Farms and agricultural land cover hundreds of millions of acres across the United States, making them one of the most powerful levers for managing flooding. When farmers adopt practices that slow runoff, increase soil infiltration, and store water, they protect their own fields while serving as critical flood infrastructure for entire watersheds. But right now, we are not harnessing the full potential of this powerful nature-based solution.
As we’ve written previously, flood-smart agriculture — farming and land management practices that reduce flood risk, improve the land’s ability to absorb water, and deliver watershed benefits to farms, communities, and populations downstream — has the potential to change that. Wider adoption of flood-smart agriculture could be transformative in addressing flood risk for farmers and downstream communities alike. The American Flood Coalition (AFC) supported research in Iowa that found that wider use of multi-cropping upstream in the Cedar River Watershed could reduce flooding by up to 30%.
These practices and their benefits are well established. What’s missing is the coordination, data infrastructure, incentives to deploy these practices at scale, and the resources to ensure success. To address that gap, we have developed four practical state and federal policy proposals that would equip farmers and decision makers to better harness flood-smart agriculture to reduce flooding on farmland and throughout watersheds. These proposals are designed to work together. Farmers need the right incentives to act, but those incentives require verifiable outcomes, which necessitates data. That data demands coordinated infrastructure and strategic planning. And coordination needs dedicated funding.
#1 Reward farmers for flood risk reduction outcomes
Right now, most conservation programs pay farmers for activities like planting cover crops, rather than outcomes like increasing groundwater storage capacity. Farmers that produce are not rewarded when outcomes are met, nor recognized for exceptional results.
When farmers have a financial stake in outcomes, they’re more motivated to go above and beyond, and watershed planners can actually trust that progress is being made. A smarter approach would reward farmers both for adopting flood-smart practices and for delivering measurable flood reduction. This “pay-for-performance” model already exists for improving water quality and soil health. Applying it to flood risk is a natural next step.
#2 Establish Flood-Smart Agriculture Centers to anchor farmland flood reduction
Flood-smart agriculture works at a watershed scale when it’s done strategically — the right practices need to go in the right places. Knowing where to focus requires good data. Many states already collect some of it using farm sensors, stream gauges, and conservation monitoring, but this information is rarely pulled together to specifically understand and address flooding on agricultural land.
States could close this gap by establishing Flood-Smart Agriculture Centers focused exclusively on agriculture and flooding. Sitting at the intersection of hydrology, land management, and public decision-making, these centers would identify which practices have the biggest flood-reduction impact, verify that outcomes are being achieved, and give farmers, counties, and communities the technical support they need to act.

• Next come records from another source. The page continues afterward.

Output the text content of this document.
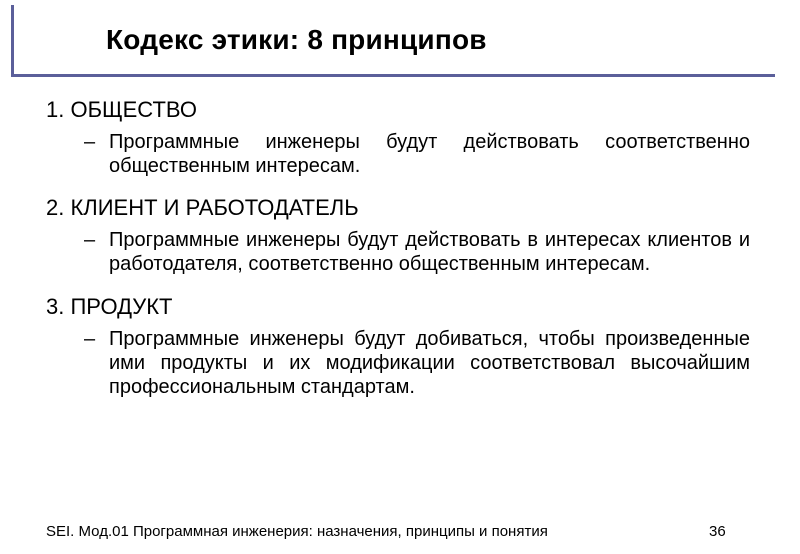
Кодекс этики: 8 принципов
1. ОБЩЕСТВО
– Программные инженеры будут действовать соответственно общественным интересам.
2. КЛИЕНТ И РАБОТОДАТЕЛЬ
– Программные инженеры будут действовать в интересах клиентов и работодателя, соответственно общественным интересам.
3. ПРОДУКТ
– Программные инженеры будут добиваться, чтобы произведенные ими продукты и их модификации соответствовал высочайшим профессиональным стандартам.
SEI. Мод.01 Программная инженерия: назначения, принципы и понятия	36
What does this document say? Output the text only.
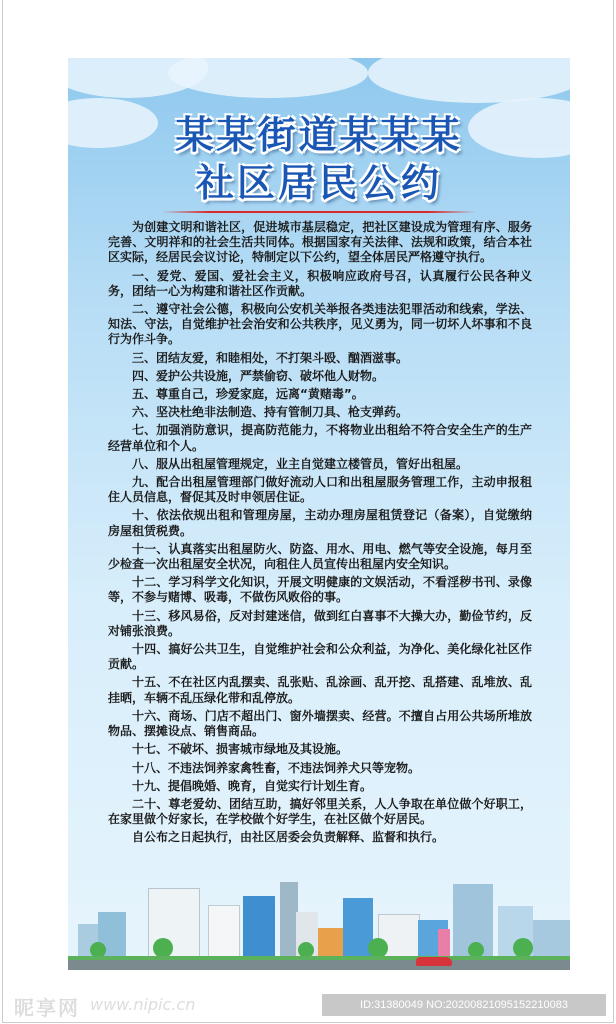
某某街道某某某
社区居民公约

为创建文明和谐社区，促进城市基层稳定，把社区建设成为管理有序、服务完善、文明祥和的社会生活共同体。根据国家有关法律、法规和政策，结合本社区实际，经居民会议讨论，特制定以下公约，望全体居民严格遵守执行。

一、爱党、爱国、爱社会主义，积极响应政府号召，认真履行公民各种义务，团结一心为构建和谐社区作贡献。

二、遵守社会公德，积极向公安机关举报各类违法犯罪活动和线索，学法、知法、守法，自觉维护社会治安和公共秩序，见义勇为，同一切坏人坏事和不良行为作斗争。

三、团结友爱，和睦相处，不打架斗殴、酗酒滋事。

四、爱护公共设施，严禁偷窃、破坏他人财物。

五、尊重自己，珍爱家庭，远离“黄赌毒”。

六、坚决杜绝非法制造、持有管制刀具、枪支弹药。

七、加强消防意识，提高防范能力，不将物业出租给不符合安全生产的生产经营单位和个人。

八、服从出租屋管理规定，业主自觉建立楼管员，管好出租屋。

九、配合出租屋管理部门做好流动人口和出租屋服务管理工作，主动申报租住人员信息，督促其及时申领居住证。

十、依法依规出租和管理房屋，主动办理房屋租赁登记（备案），自觉缴纳房屋租赁税费。

十一、认真落实出租屋防火、防盗、用水、用电、燃气等安全设施，每月至少检查一次出租屋安全状况，向租住人员宣传出租屋内安全知识。

十二、学习科学文化知识，开展文明健康的文娱活动，不看淫秽书刊、录像等，不参与赌博、吸毒，不做伤风败俗的事。

十三、移风易俗，反对封建迷信，做到红白喜事不大操大办，勤俭节约，反对铺张浪费。

十四、搞好公共卫生，自觉维护社会和公众利益，为净化、美化绿化社区作贡献。

十五、不在社区内乱摆卖、乱张贴、乱涂画、乱开挖、乱搭建、乱堆放、乱挂晒，车辆不乱压绿化带和乱停放。

十六、商场、门店不超出门、窗外墙摆卖、经营。不擅自占用公共场所堆放物品、摆摊设点、销售商品。

十七、不破坏、损害城市绿地及其设施。

十八、不违法饲养家禽牲畜，不违法饲养犬只等宠物。

十九、提倡晚婚、晚育，自觉实行计划生育。

二十、尊老爱幼、团结互助，搞好邻里关系，人人争取在单位做个好职工，在家里做个好家长，在学校做个好学生，在社区做个好居民。

自公布之日起执行，由社区居委会负责解释、监督和执行。

昵享网 www.nipic.cn	ID:31380049 NO:20200821095152210083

#3 Empower watershed governance entities to drive adoption of flood-smart agriculture
Individual farmers can adopt flood-smart practices, but protecting an entire watershed requires coordination across dozens — sometimes hundreds — of farms, landowners, and local jurisdictions. That kind of strategic planning requires someone to take charge.
Most states already have regional organizations, such as conservation districts and councils of government, that could take on this role. To do so, they need a clear mandate and dedicated resources to make flood management an explicit part of their mission. With that direction, these organizations could help create and maintain flood infrastructure, like stream gauges and sensors, prioritize and collaborate on project implementation, and connect farm-level practices to watershed goals. The result would be resilience that benefits entire watersheds, both upstream and downstream communities alike, rather than just specific areas.
#4 Dedicate federal funding to watershed flood risk governance
Flood risk is a national problem, and the federal government has a direct interest in addressing it. Better coordination and planning of flood mitigation strategies and projects can maximize limited resources and reduce the up-front costs for protecting lives and property. Likewise, if flood risk is addressed more effectively and efficiently, it would spare hardship and losses for people and communities.
The federal government should therefore provide dedicated funding to support proactive watershed flood risk reduction efforts in every state. Federal funding would help states close gaps in their watershed management budgets and give watershed organizations the resources they actually need to function and not just exist on paper. The goal is a system where federal dollars amplify state and local efforts, rather than duplicate them.
Tying it all together
Farmers want to be part of the solution. States and communities want healthier watersheds and better flood protection. What’s been missing is the policy framework to connect these goals. Our four proposals link those goals into a durable, interconnected system that rewards farmers for stewardship, generates verifiable outcomes, and supports watersheds that are safer and more resilient.